Perfume your pets. I like to spray the dog's bed with something to mingle with his delicious corn chip fragrance. Tex's bed has a removable cover, and when it's in the wash I spray his bed with whatever strikes my fancy, most recently Annick Goutal Duel, but I also like the chocolate-currant-green floral of Annick Goutal Eau de Charlotte. Once I tried Jean Desprez Bal à Versailles, but it ended too funky for a dog. My cat, Mae West, has silky fur that holds fragrance beautifully. She would smell lovely in L'Artisan Parfumeur Drôle de Rose, but I don't have that, so I lightly spray her two favorite nap spots with Parfum D'Empire Eau Suave when I'm feeling luxurious and Wind Song when I'm not.

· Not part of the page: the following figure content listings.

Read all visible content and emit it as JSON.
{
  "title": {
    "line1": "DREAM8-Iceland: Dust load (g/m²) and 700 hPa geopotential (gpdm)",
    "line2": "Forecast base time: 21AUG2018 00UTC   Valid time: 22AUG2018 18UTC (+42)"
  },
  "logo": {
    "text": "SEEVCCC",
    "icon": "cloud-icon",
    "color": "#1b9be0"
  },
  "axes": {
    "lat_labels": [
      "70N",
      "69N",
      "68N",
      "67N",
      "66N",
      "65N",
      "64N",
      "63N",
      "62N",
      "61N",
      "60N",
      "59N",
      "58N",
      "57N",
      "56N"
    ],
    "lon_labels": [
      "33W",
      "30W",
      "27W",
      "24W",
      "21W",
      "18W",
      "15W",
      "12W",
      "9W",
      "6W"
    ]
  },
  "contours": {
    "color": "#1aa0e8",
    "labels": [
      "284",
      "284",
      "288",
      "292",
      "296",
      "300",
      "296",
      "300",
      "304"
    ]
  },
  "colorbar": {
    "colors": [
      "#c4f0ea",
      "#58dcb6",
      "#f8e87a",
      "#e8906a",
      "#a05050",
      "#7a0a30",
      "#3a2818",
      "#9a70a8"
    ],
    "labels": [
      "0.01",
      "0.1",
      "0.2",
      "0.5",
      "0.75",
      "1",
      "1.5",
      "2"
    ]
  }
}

Use as room spray. Kevin does this. I've never fully related to the concept of room spray — I mean, do you just spray it everywhere? In the air? And it just hits the floor and sits there? — so I don't do it. But you might want to give it a try.
Spray on your lampshades. Most of my lampshades are made of old fabric, and none are pristine white, so I don't worry about staining them. I like to spray my lampshades with Molinard Habanita and Laura Mercier Minuit Enchanté. As the lampshades heat up (this obviously doesn't work well with compact fluorescent bulbs) the fragrance dissipates. I find it doesn't last longer than an evening.
Scent your room. A few years ago a Now Smell This reader suggested dumping sample vials of perfume into a few tablespoons of uncooked rice. It works, but it needs stirred daily to reawaken the fragrance, and its throw isn't very far. Still, a pretty teacup of rice infused with a sample of Christian Dior Dune in the bathroom would be very nice.
Perfume your laundry. I've saved the best tip for last. When I proposed doing this post, Robin mentioned she'd always wondered about spraying perfume on unscented dryer sheets. Even though I wasn't quite ready to do laundry today, in the interest of science I washed a half load of underwear and towels. About halfway through the dryer's cycle, I tossed in a cotton handkerchief sprayed generously with Mugler Cologne. My laundry came out gorgeously, gently scented — and the handkerchief smelled so good I tucked it in my purse right away. This is a tip I'll be putting to use regularly.
What about you? Do have any extracurricular uses for perfume you'd like to share?